Websites of energy sector companies compromised in watering hole attack

The websites of nearly a dozen energy sector companies have been compromised to serve as so-called “watering holes”, where visitors would be served with malware or from which they would be redirected to other web pages where the same thing would happen.

According to Cisco researchers, who have been observing the attack since early May, among the ten websites that have been injected with the malicious iframe used in the campaign, one belongs to an oil and gas exploration firm with operations in Africa, Morocco, and Brazil; one to a gas distributor located in France; one to a natural gas power station in the UK; and several investment and capital firms that specialize in the energy sector.

Nearly half of the visitors to these sites come from the financial and energy sectors.

“Interestingly, six of the ten iframe-injected websites were hosted on the same server, apparently services by the same web design firm. Three of these six were also owned by the same parent company,” pointed out Cisco’s Emmanuel Tacheau. “This is likely indication the sites were compromised via stolen login credentials, possibly a result of infection with the design firm or their hosting provider.”
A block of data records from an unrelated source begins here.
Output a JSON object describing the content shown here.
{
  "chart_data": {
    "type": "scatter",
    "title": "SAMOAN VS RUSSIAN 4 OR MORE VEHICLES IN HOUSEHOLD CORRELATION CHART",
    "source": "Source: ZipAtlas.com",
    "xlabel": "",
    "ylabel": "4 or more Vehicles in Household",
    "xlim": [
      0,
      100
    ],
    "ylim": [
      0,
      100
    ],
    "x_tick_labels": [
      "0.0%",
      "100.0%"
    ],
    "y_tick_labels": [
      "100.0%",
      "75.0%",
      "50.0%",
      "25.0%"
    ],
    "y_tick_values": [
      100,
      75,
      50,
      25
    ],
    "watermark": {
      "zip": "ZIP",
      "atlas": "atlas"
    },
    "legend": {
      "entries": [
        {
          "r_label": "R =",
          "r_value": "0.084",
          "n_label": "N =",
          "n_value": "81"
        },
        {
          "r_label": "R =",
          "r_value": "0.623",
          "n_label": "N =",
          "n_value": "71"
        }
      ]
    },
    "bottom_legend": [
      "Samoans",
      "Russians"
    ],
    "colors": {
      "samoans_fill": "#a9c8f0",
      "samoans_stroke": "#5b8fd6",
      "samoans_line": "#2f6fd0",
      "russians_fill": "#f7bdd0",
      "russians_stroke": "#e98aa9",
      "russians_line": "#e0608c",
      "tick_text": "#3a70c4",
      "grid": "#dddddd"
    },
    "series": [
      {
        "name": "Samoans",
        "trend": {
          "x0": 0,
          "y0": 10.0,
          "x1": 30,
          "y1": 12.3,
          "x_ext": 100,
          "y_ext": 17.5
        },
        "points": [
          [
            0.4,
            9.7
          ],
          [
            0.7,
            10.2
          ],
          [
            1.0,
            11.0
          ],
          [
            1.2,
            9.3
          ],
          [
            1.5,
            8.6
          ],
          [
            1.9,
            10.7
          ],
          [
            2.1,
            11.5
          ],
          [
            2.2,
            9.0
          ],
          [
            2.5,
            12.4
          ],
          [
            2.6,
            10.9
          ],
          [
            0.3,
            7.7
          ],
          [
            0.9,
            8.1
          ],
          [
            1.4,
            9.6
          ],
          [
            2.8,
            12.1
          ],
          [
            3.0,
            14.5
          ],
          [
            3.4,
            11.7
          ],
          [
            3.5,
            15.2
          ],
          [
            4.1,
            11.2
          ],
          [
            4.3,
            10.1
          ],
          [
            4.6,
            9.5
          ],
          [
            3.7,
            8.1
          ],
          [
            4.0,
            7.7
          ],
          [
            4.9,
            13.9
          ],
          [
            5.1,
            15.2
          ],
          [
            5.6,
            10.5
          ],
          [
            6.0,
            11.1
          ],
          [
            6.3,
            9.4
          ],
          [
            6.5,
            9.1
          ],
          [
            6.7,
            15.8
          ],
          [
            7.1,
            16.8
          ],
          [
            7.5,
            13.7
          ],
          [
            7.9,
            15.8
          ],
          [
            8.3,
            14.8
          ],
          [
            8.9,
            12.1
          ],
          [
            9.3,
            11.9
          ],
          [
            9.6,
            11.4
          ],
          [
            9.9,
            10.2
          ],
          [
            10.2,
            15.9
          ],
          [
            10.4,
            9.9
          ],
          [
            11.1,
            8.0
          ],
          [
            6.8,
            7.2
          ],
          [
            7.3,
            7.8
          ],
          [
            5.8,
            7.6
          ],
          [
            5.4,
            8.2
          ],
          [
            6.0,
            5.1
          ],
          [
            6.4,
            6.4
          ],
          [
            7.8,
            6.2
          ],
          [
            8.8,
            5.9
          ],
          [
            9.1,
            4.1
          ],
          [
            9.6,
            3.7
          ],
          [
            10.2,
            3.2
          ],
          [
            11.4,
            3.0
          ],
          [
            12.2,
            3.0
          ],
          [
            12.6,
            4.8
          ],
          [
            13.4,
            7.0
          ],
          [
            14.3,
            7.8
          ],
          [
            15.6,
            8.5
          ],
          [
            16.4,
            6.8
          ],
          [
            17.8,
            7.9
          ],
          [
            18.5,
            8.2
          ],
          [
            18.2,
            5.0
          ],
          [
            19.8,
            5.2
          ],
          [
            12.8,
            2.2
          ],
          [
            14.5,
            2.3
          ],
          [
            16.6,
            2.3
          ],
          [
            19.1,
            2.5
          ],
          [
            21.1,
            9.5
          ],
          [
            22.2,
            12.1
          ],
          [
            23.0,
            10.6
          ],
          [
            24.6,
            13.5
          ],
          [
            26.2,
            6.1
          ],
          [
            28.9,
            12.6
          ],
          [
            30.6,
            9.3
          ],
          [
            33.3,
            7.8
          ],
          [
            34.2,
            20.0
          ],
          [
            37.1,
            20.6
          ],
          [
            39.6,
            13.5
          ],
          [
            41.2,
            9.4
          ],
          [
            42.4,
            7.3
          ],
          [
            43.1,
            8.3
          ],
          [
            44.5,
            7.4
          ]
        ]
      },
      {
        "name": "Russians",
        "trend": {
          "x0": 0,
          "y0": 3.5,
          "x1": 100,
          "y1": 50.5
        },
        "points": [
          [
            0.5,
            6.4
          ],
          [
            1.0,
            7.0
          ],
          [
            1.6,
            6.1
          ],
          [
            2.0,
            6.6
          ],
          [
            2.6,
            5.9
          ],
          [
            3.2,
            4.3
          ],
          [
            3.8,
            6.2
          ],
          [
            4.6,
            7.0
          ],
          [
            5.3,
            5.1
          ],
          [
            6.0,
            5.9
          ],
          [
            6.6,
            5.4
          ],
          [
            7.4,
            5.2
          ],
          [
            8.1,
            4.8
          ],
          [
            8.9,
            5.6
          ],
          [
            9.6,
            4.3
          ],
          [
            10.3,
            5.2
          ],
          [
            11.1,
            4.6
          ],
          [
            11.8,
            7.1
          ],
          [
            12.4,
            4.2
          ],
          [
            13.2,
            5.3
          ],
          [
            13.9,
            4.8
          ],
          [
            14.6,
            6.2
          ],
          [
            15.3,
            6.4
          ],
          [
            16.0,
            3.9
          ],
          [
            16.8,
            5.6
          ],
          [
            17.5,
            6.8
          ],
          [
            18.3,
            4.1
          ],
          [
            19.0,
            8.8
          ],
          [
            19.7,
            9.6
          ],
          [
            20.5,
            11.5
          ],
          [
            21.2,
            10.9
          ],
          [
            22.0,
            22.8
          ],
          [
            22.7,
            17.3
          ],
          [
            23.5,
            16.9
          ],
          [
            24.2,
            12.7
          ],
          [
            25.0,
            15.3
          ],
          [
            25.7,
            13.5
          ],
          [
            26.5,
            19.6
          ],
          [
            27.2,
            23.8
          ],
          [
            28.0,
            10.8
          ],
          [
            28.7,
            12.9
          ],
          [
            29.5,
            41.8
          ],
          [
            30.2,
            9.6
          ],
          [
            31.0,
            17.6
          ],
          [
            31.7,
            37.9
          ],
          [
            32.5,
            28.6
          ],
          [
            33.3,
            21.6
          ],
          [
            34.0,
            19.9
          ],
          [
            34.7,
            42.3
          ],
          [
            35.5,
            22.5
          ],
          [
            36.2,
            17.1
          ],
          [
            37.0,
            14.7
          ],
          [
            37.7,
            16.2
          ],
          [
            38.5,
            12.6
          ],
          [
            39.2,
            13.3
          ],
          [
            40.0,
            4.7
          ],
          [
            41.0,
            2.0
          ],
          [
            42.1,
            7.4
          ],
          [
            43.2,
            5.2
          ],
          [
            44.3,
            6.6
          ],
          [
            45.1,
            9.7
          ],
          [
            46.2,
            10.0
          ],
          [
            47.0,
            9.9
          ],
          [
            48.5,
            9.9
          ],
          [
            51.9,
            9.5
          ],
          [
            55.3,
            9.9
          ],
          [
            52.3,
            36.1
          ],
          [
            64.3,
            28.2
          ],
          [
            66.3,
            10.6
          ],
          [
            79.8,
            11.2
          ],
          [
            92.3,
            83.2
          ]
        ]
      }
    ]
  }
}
The malware is hosted on the pages of three compromised websites (keeleux.com, kenzhebek.com, and nahoonservices.com), and to install it on the victims’ computers the attackers have leveraged exploit code for vulnerabilities in older versions of Java, Internet Explorer, and Firefox / Thunderbird.

Tacheau doesn’t say whether the campaign is ongoing, but he pointed out that as time went by, the attackers have modified the injected iframes, exploit code, and the served malware.

“Protecting users against these attacks involves keeping machines and web browsers fully patched to minimize the number of vulnerabilities that an attacker can exploit,” he pointed out, adding that a web traffic filtering solution deployed at the the network level can block malicious content before it can reach the intended targets’ machines.